I shrugged. ‘I don’t know. I don’t think so. I mean, not tonight. I’m good. Are you?’
He smiled. ‘Yeah, mate. Good if you’re good.’
My heart missed a bit and I suddenly jumped off the car’s hood. ‘Fuck me, life’s so cool.’
‘What?’ said Billy, utterly confused.
He followed me on the terrace, where I had left my bag. I took out the book I was currently reading, Call Me By Your Name, by André Aciman, and opened it to the page I was at. We sat by the pool. This felt like a song I knew but couldn’t place. I read him the quote I had put in brackets with a grey pencil. ‘I began to wonder what turn my life would have taken had someone else shown up instead. I wouldn’t have gone to Rome. But I might have gone elsewhere. Wouldn’t have known the first thing about San Clemente. But I might have discovered something else which I’d missed out on and might never know about. Wouldn’t have changed, would never be who I am today, would have become someone else.’

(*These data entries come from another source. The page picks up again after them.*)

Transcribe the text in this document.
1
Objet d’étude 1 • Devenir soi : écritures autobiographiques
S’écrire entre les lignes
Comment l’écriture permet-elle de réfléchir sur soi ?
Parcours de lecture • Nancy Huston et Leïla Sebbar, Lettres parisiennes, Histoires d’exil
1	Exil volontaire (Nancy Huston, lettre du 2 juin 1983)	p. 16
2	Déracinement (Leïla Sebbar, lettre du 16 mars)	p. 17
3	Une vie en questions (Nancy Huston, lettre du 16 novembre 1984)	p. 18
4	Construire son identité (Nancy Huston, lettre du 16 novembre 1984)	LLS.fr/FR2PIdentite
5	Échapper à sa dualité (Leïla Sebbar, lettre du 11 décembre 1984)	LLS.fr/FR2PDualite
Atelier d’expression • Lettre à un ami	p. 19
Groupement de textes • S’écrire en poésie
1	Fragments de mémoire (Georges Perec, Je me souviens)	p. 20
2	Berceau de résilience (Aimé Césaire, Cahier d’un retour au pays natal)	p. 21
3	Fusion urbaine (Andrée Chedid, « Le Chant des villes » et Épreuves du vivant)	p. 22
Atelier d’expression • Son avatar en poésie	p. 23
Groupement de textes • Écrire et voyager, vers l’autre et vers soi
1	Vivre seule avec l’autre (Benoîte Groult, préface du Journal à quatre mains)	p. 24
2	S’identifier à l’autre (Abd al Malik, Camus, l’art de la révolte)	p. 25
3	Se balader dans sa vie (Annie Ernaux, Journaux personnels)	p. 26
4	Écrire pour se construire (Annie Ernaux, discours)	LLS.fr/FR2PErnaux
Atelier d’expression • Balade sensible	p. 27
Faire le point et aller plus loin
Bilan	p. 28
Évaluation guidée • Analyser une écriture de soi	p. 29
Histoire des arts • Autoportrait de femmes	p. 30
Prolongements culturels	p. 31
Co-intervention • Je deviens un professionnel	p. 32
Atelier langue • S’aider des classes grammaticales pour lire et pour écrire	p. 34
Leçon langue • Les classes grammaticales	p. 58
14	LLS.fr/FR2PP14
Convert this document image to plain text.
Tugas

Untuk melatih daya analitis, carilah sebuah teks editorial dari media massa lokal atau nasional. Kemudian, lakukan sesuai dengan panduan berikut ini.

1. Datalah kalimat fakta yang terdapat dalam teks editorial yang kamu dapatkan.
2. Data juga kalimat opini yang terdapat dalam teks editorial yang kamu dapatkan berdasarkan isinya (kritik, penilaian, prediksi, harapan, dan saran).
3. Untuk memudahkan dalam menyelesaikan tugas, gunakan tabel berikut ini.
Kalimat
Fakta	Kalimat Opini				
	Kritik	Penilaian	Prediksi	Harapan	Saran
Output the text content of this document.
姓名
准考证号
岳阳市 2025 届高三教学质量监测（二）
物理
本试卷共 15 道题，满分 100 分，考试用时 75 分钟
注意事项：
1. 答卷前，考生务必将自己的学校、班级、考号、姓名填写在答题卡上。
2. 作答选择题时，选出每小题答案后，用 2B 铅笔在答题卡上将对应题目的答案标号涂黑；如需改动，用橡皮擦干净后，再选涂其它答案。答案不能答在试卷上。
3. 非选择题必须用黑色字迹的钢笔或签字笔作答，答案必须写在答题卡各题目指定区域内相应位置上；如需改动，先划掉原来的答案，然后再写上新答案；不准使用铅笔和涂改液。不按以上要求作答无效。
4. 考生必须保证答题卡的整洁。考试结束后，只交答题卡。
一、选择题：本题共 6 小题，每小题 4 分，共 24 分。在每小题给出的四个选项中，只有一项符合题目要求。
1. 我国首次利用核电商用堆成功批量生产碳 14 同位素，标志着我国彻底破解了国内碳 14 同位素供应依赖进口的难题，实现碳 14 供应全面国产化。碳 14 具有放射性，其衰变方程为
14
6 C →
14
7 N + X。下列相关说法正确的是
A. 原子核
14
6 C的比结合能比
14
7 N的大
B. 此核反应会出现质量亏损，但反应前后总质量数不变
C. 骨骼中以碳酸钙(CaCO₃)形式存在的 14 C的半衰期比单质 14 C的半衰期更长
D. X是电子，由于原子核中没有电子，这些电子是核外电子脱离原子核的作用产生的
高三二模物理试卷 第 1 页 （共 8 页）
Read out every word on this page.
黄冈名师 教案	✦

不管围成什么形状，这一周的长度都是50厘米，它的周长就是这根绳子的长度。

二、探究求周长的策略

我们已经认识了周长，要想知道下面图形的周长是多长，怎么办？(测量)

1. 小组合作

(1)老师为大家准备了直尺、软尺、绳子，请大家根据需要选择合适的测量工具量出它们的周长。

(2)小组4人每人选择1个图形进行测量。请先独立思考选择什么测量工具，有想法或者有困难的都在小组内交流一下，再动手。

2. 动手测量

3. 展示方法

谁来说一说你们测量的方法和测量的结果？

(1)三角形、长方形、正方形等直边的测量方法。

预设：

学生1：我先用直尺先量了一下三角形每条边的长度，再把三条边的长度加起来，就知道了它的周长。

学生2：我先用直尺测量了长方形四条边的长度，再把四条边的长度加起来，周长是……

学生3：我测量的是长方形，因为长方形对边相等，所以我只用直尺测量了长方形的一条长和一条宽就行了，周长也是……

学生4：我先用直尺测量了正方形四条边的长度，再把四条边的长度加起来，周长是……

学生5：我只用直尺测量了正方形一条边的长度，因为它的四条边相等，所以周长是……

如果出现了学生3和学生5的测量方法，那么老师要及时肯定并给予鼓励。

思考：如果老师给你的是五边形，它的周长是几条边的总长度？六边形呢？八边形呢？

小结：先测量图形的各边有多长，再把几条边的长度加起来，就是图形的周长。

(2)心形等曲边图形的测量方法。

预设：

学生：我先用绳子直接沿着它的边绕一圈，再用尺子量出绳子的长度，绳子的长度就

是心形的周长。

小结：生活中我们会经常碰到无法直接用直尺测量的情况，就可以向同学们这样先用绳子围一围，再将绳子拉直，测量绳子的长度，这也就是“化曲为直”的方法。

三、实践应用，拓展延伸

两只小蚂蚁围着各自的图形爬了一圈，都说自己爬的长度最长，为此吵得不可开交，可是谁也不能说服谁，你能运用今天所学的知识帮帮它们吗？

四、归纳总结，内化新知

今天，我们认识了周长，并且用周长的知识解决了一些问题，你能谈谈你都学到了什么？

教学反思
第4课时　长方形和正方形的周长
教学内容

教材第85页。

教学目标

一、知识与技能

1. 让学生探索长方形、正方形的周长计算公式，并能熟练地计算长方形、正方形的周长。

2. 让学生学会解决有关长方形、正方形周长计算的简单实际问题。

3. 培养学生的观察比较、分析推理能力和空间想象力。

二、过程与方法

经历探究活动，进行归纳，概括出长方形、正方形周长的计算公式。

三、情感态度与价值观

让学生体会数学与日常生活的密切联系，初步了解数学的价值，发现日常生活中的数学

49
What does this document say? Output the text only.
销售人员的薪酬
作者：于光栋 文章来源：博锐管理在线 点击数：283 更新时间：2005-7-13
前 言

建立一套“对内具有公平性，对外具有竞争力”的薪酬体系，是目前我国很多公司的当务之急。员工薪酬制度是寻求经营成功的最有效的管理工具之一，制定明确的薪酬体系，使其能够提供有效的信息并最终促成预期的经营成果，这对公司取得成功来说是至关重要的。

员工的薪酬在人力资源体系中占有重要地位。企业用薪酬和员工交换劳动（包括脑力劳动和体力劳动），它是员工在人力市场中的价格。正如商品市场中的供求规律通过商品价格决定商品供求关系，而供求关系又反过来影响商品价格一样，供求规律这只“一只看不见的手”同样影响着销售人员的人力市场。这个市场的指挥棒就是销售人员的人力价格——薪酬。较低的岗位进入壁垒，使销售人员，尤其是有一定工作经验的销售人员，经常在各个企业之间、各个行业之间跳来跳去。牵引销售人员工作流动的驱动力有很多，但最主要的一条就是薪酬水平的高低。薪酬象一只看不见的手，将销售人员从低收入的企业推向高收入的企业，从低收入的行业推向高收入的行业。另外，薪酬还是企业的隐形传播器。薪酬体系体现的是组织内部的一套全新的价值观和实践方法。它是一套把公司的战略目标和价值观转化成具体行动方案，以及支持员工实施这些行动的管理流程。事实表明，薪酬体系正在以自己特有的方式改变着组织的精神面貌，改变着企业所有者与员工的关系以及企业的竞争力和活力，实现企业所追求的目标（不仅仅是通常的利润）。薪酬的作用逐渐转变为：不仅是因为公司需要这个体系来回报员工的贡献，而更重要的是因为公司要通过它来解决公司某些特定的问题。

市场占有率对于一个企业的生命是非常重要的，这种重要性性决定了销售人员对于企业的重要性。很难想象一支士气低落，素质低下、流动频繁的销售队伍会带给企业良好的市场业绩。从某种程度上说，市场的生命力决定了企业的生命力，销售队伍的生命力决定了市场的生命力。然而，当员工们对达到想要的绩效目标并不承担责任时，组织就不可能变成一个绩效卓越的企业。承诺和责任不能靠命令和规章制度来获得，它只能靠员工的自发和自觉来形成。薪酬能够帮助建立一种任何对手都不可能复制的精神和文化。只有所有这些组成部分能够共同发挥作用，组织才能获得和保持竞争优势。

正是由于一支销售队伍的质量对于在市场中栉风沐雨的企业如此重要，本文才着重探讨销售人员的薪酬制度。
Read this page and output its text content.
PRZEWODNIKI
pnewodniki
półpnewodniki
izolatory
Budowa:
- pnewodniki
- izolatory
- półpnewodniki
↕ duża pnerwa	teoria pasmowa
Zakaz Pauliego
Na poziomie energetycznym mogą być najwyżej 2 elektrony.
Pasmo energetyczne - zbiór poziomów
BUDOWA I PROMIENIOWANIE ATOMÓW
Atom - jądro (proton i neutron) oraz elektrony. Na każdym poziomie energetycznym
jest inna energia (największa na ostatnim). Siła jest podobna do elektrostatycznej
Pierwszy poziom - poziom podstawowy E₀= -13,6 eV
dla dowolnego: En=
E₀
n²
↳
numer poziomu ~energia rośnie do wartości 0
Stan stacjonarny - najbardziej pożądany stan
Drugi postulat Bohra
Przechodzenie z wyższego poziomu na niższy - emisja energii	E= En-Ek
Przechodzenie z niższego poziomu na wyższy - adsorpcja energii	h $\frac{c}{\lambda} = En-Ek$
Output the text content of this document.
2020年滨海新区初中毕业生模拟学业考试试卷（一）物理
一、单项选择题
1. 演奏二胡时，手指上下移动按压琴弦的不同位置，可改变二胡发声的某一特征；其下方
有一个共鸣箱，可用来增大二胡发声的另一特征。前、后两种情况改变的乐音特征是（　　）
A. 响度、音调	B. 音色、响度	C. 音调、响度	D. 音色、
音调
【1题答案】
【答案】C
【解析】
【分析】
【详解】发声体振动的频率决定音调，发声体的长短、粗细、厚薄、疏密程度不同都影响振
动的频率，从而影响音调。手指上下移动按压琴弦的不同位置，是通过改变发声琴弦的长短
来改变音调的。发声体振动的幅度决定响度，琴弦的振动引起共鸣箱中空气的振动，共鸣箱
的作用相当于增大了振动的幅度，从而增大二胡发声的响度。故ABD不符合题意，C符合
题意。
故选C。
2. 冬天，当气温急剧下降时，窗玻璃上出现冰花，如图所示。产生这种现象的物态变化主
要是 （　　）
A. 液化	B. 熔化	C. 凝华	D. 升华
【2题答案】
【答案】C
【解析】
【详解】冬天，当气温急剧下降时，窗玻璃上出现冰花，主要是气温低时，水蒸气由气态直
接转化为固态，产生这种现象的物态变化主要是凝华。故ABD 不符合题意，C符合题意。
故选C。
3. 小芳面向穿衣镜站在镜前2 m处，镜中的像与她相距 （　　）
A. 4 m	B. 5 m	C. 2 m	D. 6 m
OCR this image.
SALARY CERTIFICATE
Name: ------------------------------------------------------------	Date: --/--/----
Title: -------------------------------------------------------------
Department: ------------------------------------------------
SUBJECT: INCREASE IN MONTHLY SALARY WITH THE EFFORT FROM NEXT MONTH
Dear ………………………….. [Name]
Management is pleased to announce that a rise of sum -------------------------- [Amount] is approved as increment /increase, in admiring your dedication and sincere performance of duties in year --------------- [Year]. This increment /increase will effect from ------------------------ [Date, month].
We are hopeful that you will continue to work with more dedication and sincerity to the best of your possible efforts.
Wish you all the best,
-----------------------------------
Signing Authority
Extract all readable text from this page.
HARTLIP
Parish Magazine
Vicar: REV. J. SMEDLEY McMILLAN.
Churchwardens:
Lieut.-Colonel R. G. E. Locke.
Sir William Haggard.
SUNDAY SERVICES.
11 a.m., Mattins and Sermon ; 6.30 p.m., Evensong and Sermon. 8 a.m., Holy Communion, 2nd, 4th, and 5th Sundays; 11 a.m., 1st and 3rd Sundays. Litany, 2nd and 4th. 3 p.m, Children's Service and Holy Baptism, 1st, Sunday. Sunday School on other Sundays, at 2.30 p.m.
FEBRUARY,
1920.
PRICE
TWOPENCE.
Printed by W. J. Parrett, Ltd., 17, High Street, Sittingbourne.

Billy’s eyes drifted in the offing. He said something I don’t remember. We stayed silent. The sun was rising already. And as I was about to stand up to put the book back in my bag, we heard a noise behind us that made us jump, like a box falling on the floor. And that’s how before our eyes and stunned hearts, the little grey bird we thought lost flew above our heads, eager to be free again, and everything around had become respectfully quiet to wish him good luck. I felt myself smiling and Billy and I burst out laughing, triumphant and amazed by what we had seen, and I felt a relief as if I was watching us from afar: one year later, we hadn’t lost the enchantment, and we wouldn’t anytime soon.